I just finished Chuck Palahniuk's Choke. There is so much I love about his writing. The voice he establishes, the rhythm. His incredible humor and his scewed and wonderful mind. Each page, so much to think about. So, this was a great read in a way. On the other hand, I never got absorbed. Not to the point of hating to put it down or needing to pick it up. The characters are wonderful. Wonderful. The scenes in colonial dunsboro were maybe my favorites. As well as the nursing home scenes. I guess it's a tie between them. Oh, but my absolute FAVORITE is the scene where he is trying to fuck a woman with a rape fantasy who has so many rules about how it needs to be done. It was one of the funniest things I've ever read.

But, like I said, I never got caught up in the plot. On the other hand, I started this book weeks ago. I usually go through novels pretty quickly, but with all the work I had to do last month, many days would go by without me touching it. I might have gotten more into it if I had kept up the momentum.

Here are some random and not necessarily typical excerpts:

For one flash, the Mommy had seen the mountain without thinking of logging and ski resorts and avalanches, managed wildlife, plate tectonic geology, microclimates, rain shadow or yin-yang locations. She'd seent he mountain without the framework of language. Without the cage of associations. She'd seen it without looking through the lens of everything she knew was true about mountains.

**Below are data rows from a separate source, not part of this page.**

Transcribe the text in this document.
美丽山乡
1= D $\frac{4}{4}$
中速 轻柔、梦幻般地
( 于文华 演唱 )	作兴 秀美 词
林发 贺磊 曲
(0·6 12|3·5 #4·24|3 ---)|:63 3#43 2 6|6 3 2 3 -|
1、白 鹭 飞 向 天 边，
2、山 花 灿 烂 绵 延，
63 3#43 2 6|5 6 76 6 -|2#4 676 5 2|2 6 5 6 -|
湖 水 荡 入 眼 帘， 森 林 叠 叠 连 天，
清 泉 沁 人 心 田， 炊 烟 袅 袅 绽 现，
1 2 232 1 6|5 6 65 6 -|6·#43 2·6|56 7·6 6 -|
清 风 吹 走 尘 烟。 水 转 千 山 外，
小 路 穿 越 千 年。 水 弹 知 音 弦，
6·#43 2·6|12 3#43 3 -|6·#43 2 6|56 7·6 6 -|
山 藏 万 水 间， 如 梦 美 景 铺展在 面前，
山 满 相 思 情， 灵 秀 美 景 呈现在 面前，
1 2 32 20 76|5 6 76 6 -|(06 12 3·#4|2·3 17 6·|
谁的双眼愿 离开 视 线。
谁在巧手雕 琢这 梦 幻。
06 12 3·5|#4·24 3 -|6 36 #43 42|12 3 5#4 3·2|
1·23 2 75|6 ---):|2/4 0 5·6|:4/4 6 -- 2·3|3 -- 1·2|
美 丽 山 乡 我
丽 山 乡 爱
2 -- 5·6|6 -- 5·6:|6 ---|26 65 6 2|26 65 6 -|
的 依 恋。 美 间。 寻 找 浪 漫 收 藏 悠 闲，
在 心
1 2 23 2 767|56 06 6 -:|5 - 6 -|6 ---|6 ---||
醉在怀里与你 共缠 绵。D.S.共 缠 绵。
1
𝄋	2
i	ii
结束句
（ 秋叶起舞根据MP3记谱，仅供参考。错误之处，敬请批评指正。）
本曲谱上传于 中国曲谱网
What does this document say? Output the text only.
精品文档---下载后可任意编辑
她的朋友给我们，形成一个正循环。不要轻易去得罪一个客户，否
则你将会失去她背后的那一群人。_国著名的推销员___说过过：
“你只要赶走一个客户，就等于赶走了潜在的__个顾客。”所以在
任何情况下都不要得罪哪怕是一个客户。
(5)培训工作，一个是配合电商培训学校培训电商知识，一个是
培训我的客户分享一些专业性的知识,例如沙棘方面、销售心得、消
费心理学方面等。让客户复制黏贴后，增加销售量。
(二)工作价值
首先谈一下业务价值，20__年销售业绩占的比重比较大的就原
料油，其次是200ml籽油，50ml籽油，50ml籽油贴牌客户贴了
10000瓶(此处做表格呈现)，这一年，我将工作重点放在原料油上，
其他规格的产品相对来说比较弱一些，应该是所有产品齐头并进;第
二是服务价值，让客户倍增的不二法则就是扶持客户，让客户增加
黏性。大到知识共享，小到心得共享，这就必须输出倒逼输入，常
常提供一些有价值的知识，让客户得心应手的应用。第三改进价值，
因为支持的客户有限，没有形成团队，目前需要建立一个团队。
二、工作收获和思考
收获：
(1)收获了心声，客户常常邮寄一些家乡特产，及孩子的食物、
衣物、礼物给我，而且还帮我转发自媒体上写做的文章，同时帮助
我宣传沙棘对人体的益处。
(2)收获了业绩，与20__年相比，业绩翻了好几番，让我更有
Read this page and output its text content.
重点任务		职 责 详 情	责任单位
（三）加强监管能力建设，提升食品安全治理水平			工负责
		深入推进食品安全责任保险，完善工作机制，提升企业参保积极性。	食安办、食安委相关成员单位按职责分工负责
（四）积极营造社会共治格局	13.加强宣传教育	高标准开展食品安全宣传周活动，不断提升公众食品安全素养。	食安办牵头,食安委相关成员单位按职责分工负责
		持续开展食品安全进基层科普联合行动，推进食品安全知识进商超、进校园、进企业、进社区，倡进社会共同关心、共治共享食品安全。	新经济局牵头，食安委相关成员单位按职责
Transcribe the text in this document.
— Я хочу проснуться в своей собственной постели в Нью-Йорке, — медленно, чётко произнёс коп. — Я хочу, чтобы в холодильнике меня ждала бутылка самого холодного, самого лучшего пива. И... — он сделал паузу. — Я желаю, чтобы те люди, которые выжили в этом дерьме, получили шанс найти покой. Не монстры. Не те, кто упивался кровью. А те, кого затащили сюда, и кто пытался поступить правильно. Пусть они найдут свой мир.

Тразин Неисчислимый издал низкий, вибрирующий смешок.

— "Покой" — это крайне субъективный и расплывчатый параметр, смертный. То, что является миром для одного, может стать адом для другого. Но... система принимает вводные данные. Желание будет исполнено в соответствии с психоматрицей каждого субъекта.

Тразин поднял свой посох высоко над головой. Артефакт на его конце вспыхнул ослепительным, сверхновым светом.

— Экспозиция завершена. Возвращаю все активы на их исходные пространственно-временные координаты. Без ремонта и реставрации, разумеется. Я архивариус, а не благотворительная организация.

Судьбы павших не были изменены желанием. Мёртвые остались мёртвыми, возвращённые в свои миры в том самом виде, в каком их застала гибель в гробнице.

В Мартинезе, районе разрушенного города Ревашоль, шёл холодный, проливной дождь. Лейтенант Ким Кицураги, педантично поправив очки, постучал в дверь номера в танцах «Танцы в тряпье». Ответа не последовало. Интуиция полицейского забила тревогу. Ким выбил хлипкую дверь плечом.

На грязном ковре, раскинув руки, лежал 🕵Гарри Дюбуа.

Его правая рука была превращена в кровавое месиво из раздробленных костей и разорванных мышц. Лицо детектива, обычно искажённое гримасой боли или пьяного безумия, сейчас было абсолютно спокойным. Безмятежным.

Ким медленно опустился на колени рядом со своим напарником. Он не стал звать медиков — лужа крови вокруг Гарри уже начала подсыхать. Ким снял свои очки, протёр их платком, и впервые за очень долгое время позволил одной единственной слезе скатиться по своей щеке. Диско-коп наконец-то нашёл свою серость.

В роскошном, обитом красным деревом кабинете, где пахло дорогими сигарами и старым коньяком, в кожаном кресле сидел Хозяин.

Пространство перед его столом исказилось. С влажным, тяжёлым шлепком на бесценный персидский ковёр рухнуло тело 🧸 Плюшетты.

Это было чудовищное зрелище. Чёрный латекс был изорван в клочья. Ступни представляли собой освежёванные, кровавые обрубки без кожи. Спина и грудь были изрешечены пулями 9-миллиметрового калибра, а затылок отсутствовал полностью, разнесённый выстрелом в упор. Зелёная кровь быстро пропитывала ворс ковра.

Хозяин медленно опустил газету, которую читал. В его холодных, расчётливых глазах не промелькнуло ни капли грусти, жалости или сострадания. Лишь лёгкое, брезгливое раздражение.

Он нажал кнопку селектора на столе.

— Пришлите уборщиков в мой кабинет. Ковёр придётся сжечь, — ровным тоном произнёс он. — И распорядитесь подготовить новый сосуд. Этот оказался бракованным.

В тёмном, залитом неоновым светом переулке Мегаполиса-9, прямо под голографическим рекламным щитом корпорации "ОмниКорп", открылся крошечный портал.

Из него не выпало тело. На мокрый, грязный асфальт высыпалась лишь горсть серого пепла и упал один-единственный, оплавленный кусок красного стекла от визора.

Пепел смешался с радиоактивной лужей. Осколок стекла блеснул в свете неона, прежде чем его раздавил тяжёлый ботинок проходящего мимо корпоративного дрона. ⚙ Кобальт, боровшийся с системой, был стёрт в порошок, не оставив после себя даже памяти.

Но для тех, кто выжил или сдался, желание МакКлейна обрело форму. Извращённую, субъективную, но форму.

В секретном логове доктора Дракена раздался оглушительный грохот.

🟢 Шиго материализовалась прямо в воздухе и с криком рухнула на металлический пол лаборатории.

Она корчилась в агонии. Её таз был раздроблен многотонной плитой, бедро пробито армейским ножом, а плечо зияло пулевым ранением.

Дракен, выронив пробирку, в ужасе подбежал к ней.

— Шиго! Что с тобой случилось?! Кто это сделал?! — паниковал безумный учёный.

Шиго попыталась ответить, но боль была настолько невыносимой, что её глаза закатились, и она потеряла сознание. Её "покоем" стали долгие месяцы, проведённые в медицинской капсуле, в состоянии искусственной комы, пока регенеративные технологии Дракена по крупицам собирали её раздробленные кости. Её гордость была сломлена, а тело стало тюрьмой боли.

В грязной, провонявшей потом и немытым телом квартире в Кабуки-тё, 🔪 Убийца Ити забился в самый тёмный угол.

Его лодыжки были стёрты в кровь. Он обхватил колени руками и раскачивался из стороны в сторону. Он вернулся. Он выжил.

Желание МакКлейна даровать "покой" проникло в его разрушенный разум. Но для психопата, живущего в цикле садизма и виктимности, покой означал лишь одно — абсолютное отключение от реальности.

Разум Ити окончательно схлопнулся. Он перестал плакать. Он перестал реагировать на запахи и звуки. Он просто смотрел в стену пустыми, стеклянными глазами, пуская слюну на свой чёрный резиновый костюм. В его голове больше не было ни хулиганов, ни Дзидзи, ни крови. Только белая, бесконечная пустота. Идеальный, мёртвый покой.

What she'd seen in that flash wasn't even a "mountain". It wasn't a natural resource. It had no name.

"That's the big goal," she said. "To find a cure for knowledge."

And:

Every rock is a day Denny doesn't waste. Smooth river ganite. Blocky dark basalt. Every rock is a little tombstone, a little monument to each day where the work most people do just evaporates or expires or becomes instantly outdated the moment it's done. I don't mention this stuff to the reporter, or ask him what happens to his work the moment after it goes out on the air. Airs. Is broadcast. evaporates. Gets erased. In a world where we work on paper, where we exercise on machines, where time and effort and money passes from us with so little to show for it, Denny gluing rocks together seems normal.